"Buhara’dan Konya’ya İrfan Mirası" Sempozyumu
Özbekistan Buhara Üniversitesi Öğretim Üyesi Doç. Dr. Arif Kadirov, "İnsanlığın eğitim ve öğretimi için çok önemli bir yere sahip olan tasavvuf, yüzyıllar boyunca milletimizin maneviyatının ve ahlakının gelişmesinde önemli rol oynamıştır. Tasavvuf eğitiminin gayesi de insanın ruhunun temizlenmesi ve ilahi aşka ulaşmasıdır." dedi.
Konya'da Selçuklu Kongre Merkezi'nde düzenlenen "Buhara’dan Konya'ya İrfan Mirası ve 13. Yüzyıl Medeniyet Merkezi Konya Uluslararası Sempozyumu" başladı.
Doç. Dr. Arif Kadirov, sempozyumun açılışında yaptığı konuşmada, bu tür programlara katılmaktan dolayı duyduğu memnuniyeti dile getirdi. Tasavvufun insan hayatı için çok önemli olduğunu aktaran Kadirov, şöyle devam etti:
"Büyük ecdadımızın mirası, insanlığın eğitim ve öğretimi için çok önemli bir yere sahip olan tasavvuf, yüzyıllar boyunca milletimizin maneviyatının ve ahlakının gelişmesinde önemli rol oynamıştır. Tasavvuf eğitiminin gayesi de insanın ruhunun temizlenmesi ve ilahi aşka ulaşmasıdır. Tasavvuf şeyhlerinin sözleri, hisleri, eserleri ve öğütleri öğrenilerek günümüze kadar ulaşmıştır. Bundan sonra da gelecek kuşaklara aktarılmaya devam edecektir. Özellikle Orta Asya'da insanın manevi yükselişinde etkili olan faktörler arasında tasavvufun önemi çok büyüktür. Hazreti Yusuf-ı Hemedani, Abdülhalık-ı Gücdüvani, Ahmed Yesevi, Arif-i Rivgeri ve Şah-ı Nakşibend Muhammed Bahaüddin gibi kamillerimiz bu alandaki araştırmalarımızın esas kaynağıdır. Anadolu da ise Mevlana Celaleddin-i Rumi bu alandaki en önemli kaynağı oluşturmaktadır."
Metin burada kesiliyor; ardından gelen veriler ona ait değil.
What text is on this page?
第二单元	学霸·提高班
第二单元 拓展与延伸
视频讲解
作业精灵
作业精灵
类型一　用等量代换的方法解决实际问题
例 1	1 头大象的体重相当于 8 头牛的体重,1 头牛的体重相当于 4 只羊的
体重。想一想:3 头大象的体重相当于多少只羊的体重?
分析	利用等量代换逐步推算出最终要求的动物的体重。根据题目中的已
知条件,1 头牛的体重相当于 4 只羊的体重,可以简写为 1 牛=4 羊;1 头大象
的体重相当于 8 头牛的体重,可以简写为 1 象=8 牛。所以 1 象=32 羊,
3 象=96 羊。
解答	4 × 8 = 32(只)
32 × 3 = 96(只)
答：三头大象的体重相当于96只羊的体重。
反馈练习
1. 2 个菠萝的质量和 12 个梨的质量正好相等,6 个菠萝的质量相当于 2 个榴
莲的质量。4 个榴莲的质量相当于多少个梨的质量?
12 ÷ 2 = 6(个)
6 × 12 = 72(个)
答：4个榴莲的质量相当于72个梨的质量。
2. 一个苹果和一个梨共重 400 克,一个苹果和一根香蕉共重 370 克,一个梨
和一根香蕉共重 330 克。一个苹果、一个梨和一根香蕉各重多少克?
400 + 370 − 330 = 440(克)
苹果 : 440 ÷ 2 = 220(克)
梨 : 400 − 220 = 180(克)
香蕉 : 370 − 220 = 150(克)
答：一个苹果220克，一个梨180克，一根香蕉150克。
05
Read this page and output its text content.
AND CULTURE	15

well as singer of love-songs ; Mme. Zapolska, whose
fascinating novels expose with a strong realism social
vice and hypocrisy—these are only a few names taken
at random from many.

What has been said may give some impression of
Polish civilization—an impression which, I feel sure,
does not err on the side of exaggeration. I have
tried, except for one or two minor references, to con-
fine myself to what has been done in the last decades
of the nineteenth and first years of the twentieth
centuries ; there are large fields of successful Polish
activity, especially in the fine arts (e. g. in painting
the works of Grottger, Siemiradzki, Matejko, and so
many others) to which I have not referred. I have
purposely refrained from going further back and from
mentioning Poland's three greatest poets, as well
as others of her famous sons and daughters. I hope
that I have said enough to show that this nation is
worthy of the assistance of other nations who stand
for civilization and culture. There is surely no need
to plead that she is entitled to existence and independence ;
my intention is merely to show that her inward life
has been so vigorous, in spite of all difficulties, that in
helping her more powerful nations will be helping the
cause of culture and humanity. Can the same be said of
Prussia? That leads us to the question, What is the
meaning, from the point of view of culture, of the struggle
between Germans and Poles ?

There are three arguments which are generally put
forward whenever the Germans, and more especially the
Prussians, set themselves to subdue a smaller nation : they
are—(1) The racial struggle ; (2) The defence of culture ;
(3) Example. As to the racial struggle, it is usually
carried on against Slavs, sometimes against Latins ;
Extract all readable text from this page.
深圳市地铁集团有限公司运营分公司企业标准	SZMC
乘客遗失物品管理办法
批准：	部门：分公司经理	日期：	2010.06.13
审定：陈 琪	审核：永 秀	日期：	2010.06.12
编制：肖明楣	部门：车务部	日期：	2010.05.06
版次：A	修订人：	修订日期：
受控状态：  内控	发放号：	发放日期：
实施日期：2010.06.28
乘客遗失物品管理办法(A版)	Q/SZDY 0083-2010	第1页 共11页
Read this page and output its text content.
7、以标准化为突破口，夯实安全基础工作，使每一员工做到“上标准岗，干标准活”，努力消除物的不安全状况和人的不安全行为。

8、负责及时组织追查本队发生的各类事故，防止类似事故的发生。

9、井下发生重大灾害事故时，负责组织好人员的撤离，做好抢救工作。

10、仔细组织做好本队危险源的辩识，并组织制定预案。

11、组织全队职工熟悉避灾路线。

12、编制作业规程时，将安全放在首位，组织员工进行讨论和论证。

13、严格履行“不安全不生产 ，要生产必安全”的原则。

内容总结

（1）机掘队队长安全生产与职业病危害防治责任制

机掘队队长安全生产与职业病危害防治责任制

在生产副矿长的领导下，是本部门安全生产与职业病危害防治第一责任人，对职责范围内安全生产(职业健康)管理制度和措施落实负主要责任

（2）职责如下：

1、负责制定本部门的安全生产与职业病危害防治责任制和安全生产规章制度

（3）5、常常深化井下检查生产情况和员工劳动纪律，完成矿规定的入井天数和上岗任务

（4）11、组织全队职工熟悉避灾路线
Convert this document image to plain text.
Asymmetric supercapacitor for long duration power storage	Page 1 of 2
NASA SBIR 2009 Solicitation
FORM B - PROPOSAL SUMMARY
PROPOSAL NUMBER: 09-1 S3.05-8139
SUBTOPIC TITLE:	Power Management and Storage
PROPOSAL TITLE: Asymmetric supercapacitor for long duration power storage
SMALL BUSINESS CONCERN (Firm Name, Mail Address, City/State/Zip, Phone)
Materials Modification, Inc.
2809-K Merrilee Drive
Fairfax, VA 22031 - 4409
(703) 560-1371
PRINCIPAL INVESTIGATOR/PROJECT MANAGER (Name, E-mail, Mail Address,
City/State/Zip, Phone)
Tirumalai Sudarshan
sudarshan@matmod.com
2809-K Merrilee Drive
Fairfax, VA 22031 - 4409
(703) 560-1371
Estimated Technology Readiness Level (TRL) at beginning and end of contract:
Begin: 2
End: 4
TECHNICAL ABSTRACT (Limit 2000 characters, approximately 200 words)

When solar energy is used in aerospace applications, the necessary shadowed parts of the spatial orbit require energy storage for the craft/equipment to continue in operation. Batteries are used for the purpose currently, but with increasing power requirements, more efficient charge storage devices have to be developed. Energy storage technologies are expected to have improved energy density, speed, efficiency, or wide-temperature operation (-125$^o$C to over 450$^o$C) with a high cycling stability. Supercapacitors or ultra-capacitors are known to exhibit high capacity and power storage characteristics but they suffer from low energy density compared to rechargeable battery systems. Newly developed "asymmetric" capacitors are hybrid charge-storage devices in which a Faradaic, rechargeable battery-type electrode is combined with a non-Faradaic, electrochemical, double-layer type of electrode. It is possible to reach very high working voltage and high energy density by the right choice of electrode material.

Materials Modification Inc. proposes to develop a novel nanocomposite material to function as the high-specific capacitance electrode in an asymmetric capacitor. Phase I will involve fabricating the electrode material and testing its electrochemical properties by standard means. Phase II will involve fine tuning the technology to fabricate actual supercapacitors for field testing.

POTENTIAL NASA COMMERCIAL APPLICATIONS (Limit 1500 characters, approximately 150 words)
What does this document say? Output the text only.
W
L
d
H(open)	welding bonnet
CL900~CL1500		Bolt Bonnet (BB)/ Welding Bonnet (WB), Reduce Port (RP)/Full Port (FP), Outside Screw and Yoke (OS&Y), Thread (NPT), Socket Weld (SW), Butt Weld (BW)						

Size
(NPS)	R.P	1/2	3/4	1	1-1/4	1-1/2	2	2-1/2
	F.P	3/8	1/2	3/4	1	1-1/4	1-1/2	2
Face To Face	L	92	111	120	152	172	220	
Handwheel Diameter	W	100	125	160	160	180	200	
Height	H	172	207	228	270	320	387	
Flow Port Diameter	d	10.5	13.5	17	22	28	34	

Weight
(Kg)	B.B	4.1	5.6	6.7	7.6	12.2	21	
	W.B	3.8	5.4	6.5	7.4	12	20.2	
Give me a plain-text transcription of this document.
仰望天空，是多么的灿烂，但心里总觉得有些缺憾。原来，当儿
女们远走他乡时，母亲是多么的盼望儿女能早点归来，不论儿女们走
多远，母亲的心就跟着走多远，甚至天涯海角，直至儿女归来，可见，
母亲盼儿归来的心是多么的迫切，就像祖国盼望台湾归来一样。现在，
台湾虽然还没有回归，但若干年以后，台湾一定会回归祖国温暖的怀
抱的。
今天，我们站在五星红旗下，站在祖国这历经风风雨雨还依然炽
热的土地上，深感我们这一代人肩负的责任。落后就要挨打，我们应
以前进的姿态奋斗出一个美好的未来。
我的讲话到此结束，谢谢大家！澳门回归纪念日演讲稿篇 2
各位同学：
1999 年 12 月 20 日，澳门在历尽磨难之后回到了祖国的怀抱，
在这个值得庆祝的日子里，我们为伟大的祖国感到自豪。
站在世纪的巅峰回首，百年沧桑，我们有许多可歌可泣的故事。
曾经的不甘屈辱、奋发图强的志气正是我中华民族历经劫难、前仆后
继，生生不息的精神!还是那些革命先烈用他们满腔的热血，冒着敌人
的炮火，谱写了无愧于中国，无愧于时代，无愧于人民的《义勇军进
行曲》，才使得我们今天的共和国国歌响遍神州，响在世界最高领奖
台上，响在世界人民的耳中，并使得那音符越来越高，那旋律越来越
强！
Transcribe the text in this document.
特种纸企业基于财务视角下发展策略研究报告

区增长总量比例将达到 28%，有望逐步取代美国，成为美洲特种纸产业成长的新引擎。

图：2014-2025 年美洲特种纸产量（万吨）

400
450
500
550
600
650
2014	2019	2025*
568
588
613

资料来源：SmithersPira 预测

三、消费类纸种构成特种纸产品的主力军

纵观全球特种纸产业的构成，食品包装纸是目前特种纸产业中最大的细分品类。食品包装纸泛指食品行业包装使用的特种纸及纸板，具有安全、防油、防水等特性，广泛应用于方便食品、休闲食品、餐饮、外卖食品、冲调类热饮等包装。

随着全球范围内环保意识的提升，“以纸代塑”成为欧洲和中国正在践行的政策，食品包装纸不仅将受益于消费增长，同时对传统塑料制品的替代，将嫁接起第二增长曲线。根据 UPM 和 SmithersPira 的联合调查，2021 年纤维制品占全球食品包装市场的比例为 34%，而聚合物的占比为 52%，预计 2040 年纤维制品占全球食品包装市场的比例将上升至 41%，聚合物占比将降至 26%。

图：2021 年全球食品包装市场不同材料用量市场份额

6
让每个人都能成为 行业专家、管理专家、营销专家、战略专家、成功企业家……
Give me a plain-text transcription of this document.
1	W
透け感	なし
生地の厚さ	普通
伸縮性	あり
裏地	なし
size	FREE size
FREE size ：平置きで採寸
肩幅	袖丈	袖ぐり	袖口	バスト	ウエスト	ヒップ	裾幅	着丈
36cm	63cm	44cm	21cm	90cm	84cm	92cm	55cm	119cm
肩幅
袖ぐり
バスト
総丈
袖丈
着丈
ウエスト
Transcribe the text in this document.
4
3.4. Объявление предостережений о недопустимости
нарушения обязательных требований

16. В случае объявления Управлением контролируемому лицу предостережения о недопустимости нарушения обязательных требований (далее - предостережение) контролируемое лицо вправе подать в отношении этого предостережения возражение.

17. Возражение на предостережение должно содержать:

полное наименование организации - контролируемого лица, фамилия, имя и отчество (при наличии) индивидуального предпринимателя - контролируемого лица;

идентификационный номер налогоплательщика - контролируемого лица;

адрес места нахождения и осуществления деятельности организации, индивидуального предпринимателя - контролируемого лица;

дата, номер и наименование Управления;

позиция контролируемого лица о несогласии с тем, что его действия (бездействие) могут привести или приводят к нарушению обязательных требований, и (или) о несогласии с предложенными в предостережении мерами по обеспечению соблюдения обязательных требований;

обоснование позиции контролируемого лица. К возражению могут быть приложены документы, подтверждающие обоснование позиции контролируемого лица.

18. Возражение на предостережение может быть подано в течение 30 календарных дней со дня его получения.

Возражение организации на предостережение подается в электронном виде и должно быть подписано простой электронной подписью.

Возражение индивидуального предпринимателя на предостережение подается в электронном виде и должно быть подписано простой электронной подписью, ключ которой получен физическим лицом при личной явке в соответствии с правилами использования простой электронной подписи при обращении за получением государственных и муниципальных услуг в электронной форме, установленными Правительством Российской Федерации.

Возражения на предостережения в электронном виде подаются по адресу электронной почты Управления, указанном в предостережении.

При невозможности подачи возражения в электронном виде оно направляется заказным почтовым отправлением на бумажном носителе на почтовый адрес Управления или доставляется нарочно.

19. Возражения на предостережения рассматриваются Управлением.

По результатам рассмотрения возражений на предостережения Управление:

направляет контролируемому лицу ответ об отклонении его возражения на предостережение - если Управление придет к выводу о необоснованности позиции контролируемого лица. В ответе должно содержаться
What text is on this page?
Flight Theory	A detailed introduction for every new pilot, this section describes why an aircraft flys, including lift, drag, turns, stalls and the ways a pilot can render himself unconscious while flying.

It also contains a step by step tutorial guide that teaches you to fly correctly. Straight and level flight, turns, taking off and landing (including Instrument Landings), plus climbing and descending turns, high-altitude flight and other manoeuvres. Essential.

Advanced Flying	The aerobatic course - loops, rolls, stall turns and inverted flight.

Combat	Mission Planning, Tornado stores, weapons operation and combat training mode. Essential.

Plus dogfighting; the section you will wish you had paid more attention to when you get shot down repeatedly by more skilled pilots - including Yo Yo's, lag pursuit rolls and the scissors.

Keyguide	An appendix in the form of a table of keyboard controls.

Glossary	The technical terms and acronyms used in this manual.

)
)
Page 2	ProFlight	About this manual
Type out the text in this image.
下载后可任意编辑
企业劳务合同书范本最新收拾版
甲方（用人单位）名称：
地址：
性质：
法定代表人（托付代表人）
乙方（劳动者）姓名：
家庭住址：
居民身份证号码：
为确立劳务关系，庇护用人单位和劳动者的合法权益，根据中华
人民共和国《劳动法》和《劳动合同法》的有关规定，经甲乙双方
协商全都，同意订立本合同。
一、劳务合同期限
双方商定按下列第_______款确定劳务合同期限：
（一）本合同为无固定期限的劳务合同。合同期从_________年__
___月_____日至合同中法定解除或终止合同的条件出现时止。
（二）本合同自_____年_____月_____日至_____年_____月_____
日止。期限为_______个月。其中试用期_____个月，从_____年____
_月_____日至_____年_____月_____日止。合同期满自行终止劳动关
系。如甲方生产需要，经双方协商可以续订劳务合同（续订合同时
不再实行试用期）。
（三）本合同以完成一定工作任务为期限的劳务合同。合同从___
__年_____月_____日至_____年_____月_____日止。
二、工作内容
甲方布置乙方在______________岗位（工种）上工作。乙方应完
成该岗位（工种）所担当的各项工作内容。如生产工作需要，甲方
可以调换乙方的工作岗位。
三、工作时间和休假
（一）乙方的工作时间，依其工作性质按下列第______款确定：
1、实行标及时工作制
Kadirov, ecdatlarının sahip olduğu büyük mirası değerlendirmenin önemli olduğunu vurgulayarak "Yaptığımız sempozyumla iki kardeş ülkenin sahip olduğu kaynaklar, değerler ve bilgiler inşallah gelecek nesillere aktarılacaktır. Tüm katılımcılarımız da inşallah bu mirasa sahip çıkar." dedi.
- "Ata yurdumuz içerisinde Buhara'nın yeri bir başkadır"
Necmettin Erbakan Üniversitesi (NEÜ) Rektörü Prof. Dr. Muzaffer Şeker de Konya'nın bir medeniyet şehri olduğuna işaret etti.
İslam dünyasının önemli bir damarı olan tasavvufun oluşturduğu kültür mirasının değerlendirilmesi ve gelecek kuşaklara aktarılması açısından sempozyumun önemli olduğunu ifade eden Şeker, şunları söyledi:
"Ata yurdumuz içerisinde Buhara'nın yeri bir başkadır ve bizim için kardeşten öte bir yerdir. Buhara'da zirve isimler, kültür ve medeniyetimizin besleyici alperenleri ve öncü şahsiyetler orada bir hamur yoğurmuşlar. Orada yetiştirilen alperenler de Anadolu'ya yolcu edilmiştir. Bu kişiler her geçtikleri yerden istifade ederek kendilerini geliştirmiştir. Tebliğlerini yaparak nihayetinde Konya'ya kadar ulaşmışlardır. Anadolu'ya verdikleri mesajlar ise günümüz insanının aradığı mesajlardır. Fitne ateşinin kaynatıldığı ve Müslüman'ın Müslüman'ı kırdığı bir dönem yaşıyoruz. Bu cehaletin de bir an önce irfanla söndürülmesi gerekiyor."
Üç gün sürecek sempozyuma 9 ülkeden 80'in üzerinde akademisyen katılıyor. Sempozyumda 19 oturumda İslam'ın irfan boyutu ve tasavvuf, Orta Asya ve Anadolu'da tasavvufi düşünce ile 13. yüzyıl Konya'sında dini ve sosyal hayat gibi konular ele alınacak.